"It feels totally out of whack from what we know works — it's easier to keep people in a home than put them back once they've lost one," Bley said.
Bley said other needed changes include providing permanent housing as soon as possible, rather than "transitional housing," and standardizing the fragmented systems used to determine what families need, so they get access to the same services no matter where they go for help.
"Some people will need a lot of services and some people will need nothing more than a rent subsidy," he said.
The program also will focus on improving the economic prospects of people with low incomes or no income, connecting them with work-force development and job training.
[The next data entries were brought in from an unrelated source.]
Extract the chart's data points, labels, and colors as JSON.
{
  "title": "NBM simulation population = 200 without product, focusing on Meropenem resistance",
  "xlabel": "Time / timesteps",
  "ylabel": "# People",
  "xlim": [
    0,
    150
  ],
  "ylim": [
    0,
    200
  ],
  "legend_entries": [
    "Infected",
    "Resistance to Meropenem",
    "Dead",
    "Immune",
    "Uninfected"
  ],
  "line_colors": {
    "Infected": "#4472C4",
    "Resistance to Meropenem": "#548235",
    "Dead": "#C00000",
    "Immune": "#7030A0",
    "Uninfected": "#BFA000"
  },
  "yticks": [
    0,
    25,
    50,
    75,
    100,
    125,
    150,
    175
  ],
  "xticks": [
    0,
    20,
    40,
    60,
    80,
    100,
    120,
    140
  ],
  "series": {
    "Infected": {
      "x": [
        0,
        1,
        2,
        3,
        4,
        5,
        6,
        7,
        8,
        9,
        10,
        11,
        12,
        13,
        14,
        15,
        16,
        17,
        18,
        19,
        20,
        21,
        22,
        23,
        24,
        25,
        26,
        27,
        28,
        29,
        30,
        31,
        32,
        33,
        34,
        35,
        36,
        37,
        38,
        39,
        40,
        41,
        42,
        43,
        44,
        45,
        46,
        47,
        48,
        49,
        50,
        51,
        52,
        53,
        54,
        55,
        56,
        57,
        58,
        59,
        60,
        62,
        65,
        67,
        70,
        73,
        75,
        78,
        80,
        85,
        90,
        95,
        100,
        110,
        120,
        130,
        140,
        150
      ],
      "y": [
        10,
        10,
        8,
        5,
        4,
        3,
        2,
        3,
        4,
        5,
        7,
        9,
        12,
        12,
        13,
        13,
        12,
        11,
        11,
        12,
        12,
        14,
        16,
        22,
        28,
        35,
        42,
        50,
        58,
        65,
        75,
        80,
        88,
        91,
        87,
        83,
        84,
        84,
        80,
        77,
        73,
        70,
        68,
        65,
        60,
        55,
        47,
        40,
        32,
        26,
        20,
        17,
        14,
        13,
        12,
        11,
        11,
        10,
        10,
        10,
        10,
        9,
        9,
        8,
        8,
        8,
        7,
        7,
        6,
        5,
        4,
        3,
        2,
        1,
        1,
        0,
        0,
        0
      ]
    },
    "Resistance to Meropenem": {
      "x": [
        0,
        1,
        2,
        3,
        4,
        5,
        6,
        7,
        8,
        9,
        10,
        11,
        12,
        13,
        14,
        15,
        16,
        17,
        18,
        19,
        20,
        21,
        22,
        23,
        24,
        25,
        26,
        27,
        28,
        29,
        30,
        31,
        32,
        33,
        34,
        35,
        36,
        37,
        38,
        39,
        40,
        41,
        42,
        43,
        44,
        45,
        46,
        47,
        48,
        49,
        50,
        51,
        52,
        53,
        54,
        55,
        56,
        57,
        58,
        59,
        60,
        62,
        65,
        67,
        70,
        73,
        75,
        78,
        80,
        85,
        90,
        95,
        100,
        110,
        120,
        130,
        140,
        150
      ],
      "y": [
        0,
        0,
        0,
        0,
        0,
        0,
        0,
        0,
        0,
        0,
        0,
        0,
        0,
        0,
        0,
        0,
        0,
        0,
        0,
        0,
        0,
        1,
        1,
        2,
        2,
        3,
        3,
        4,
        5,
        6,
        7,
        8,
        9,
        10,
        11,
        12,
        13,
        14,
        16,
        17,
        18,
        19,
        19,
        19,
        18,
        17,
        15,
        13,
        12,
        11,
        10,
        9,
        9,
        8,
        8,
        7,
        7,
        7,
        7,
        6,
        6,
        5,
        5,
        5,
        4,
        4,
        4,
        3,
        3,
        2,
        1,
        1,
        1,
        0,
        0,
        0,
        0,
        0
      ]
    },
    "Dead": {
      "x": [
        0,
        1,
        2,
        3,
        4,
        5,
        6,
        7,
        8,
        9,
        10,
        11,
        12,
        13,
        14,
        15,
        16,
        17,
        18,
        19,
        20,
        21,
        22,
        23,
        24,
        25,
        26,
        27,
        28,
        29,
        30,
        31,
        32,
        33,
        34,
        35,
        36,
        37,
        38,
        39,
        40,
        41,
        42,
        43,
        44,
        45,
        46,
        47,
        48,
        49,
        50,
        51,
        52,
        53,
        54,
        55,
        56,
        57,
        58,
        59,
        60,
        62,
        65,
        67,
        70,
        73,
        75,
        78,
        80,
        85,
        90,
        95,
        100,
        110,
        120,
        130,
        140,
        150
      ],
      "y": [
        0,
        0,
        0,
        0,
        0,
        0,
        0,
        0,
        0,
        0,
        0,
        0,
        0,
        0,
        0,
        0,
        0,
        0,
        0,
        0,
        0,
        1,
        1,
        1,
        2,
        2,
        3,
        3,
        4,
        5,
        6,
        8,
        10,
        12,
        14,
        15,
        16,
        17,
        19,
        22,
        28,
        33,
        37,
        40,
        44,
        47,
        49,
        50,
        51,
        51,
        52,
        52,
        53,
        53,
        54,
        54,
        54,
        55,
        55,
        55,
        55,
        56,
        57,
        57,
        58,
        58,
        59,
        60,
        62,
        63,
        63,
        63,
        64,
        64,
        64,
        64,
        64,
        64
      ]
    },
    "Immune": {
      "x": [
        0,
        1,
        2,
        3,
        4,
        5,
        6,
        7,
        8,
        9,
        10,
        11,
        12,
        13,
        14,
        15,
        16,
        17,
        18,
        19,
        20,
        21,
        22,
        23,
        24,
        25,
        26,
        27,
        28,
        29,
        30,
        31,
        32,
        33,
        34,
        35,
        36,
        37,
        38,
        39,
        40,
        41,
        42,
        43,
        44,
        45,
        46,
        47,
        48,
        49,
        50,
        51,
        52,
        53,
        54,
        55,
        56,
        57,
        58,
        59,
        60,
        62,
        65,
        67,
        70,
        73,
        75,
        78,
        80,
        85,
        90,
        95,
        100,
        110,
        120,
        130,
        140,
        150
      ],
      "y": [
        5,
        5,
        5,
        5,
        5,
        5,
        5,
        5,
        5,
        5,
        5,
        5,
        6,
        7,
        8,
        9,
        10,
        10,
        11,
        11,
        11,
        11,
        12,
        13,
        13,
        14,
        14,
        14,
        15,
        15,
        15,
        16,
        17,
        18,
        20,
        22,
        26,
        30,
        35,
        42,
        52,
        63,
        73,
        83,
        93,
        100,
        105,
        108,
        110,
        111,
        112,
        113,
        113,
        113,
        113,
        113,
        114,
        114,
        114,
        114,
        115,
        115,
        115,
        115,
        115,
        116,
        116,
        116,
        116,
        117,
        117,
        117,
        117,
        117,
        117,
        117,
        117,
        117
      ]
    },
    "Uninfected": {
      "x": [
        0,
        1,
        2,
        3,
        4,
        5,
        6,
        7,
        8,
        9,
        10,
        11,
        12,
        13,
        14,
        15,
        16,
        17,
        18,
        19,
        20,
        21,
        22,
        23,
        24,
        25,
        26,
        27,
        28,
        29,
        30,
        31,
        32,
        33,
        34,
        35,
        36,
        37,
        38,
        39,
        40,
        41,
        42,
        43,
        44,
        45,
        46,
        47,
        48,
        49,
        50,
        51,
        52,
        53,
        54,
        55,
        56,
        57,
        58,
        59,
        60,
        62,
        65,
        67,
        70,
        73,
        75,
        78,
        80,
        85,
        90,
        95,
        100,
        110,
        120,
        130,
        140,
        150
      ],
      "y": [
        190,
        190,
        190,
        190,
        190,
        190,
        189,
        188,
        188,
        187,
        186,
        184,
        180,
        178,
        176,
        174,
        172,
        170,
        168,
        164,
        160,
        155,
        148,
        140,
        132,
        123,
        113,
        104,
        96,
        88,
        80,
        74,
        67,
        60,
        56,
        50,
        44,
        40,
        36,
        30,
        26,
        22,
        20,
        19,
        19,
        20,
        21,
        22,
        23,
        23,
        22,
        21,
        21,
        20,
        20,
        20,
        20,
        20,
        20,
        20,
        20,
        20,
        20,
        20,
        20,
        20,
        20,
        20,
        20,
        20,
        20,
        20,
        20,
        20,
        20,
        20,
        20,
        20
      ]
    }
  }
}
And more money will be invested in getting better data on homeless families to understand the problem.
"It is difficult to assess progress if you don't have good numbers," Bley said, "and it is very difficult to serve individual parents and children well if no one is tracking their needs, the support they get and the progress they are making."
"Gains being lost"
The Gates Foundation has previously given $40 million in grants to help homeless families and learn how to better tackle the problem. Grants to help homeless families are part of the foundation's Pacific Northwest giving, which totaled $33 million in 2009.
While that money is only a fraction of the billions the foundation gives away globally, it does make it the largest private human-service grantmaker in the state, said T.J. Bucholz, Gates Foundation senior program officer.
Washington is studying the practices of other communities that have managed to reduce homelessness by 40 to 50 percent. But even the most effective programs are seeing some erosion of progress.
"That's what was really frightening about the current economic climate," Bley said. "We see a lot of those gains being lost in those communities that were very innovative."